By changing the constraint selections one can easily make maps and different types of graphs for tabular data. On the left is the float track for one of the SOCCOM Bio-Argo floats, color-coded by time. In the middle is a Temperature-Salinity diagram, color-coded by density, for that same float data, and on the right is a section plot showing oxygen in the surface 300 m for the 5-year duration of the float. For the oxygen section a color palette has been chosen that is perceptually uniform.
So far I have been focusing on different ways of visualizing data on ERDDAP. What if we want the data associated with one of these figures? Lets revisit that URL I showed at the beginning of the talk when I introduced the different components of the ERDDAP data request. This URL has the File type, the text in green, given as a large PNG file, so it will create an image on your browser. But if you changed that bit of the url to .mat it would produce a matlab file of that same data, which would be automatically downloaded to your computer. There are many different file formats to choose from, including netCDF, .json, kml, csv etc. Now since we were just looking at one time increment in this map, this url will only download one time period. Most likely you will want to download a range of times, and that can be done by setting the time range to actually represent a range of values, rather than having it be only one time period as shown here. Talking about the time range reminds me of another cool feature of ERDDAP I need to tell you about, and that is the ‘last’ function that can be used in the time range.
If you replace a specific date in the url with the word last, you will get the most recent image. That’s what we are showing on the left. That url, in December of 2020, produced a map of the data from Nov 2020. If I access that same url in January of 2021 it should show me data from December of 2020. This is a very convenient way to embed images in a website to always show the most recent data for a region of interest. You can also do simple math with the last function. The url on the right is requesting “last-24”, so is getting the data from 24 time increments before the most recent data. Since this is a data product with monthly timesteps, that is getting data 2 years before the most recent data. For a daily dataset last-24 will return data 24 days before the most recent data.

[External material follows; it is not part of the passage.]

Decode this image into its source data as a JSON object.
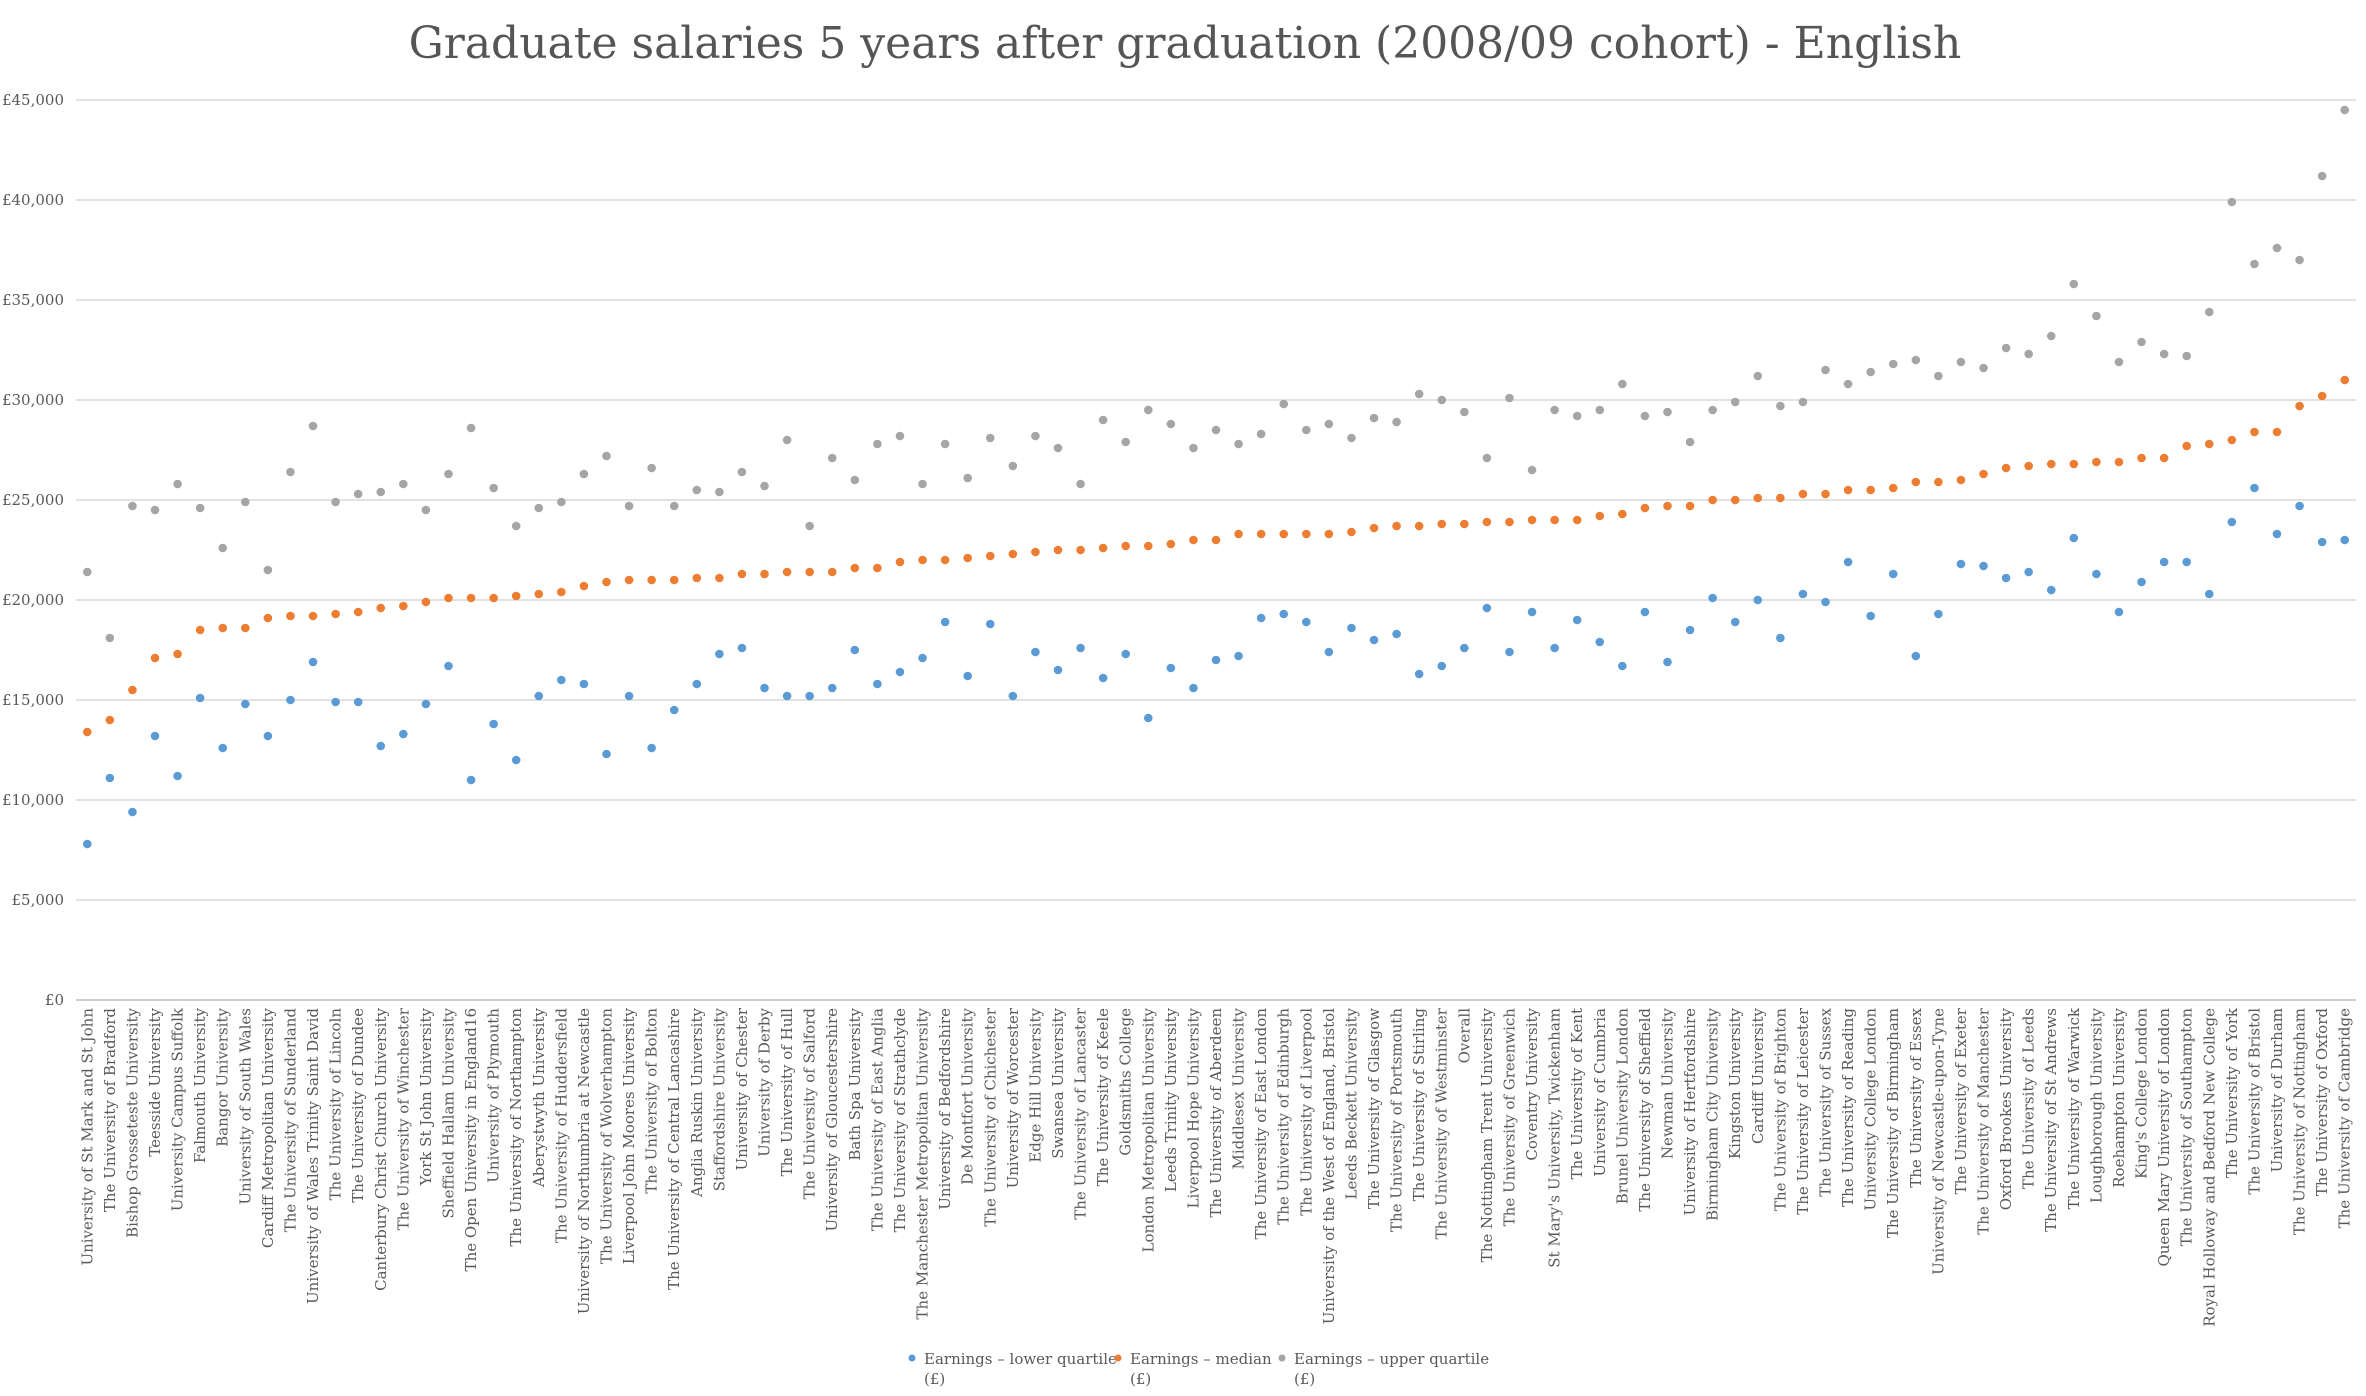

Now you might be thinking this is all very well and good, but there is no way you will ever be able to figure out how to put one of these long cumbersome URLs together. You don’t have to. I have been showing the URLs associated with graphs to demonstrate how the URLs work. But remember you can download data directly from the Data Access Form for a dataset. You get there by clicking the data link to the left of a dataset title on the main ERDDAP data listing, or by changing the filetype in the url to .html. The screenshot shown here is the Data Access Form for the sea surface temperature product we were just looking at. If you just want the url of what this download request would be, to use in some other software, you can generate it by clicking on the “Just generate the URL” button. The “just generate the URL” feature is also available on the Make a Graph page.
I’ve provided a very quick introduction to ERDDAP capabilities. We also have an online tutorial which demonstrates the main features of ERDDAP. It is available at the link shown here, coastwatch.pfeg.noaa.gov/projects/ERDDAP
The previous slides showed examples of using ERDDAP's web pages to download data or make a customized graph. Since ERDDAP has an underlying RESTful service, one can make requests for data from programs like curl and wget, or by writing scripts which automate the process of making 100's, 1000's, or 1000000's of requests. We have an online tutorial that demonstrates ways to extract data from ERDDAP using R software. It is available at coastwatch.pfeg.noaa.gov/projects/r
This concludes the Introduction to ERDDAP. This is one of several presentations put together as part of the CoastWatch Ocean Satellite Course.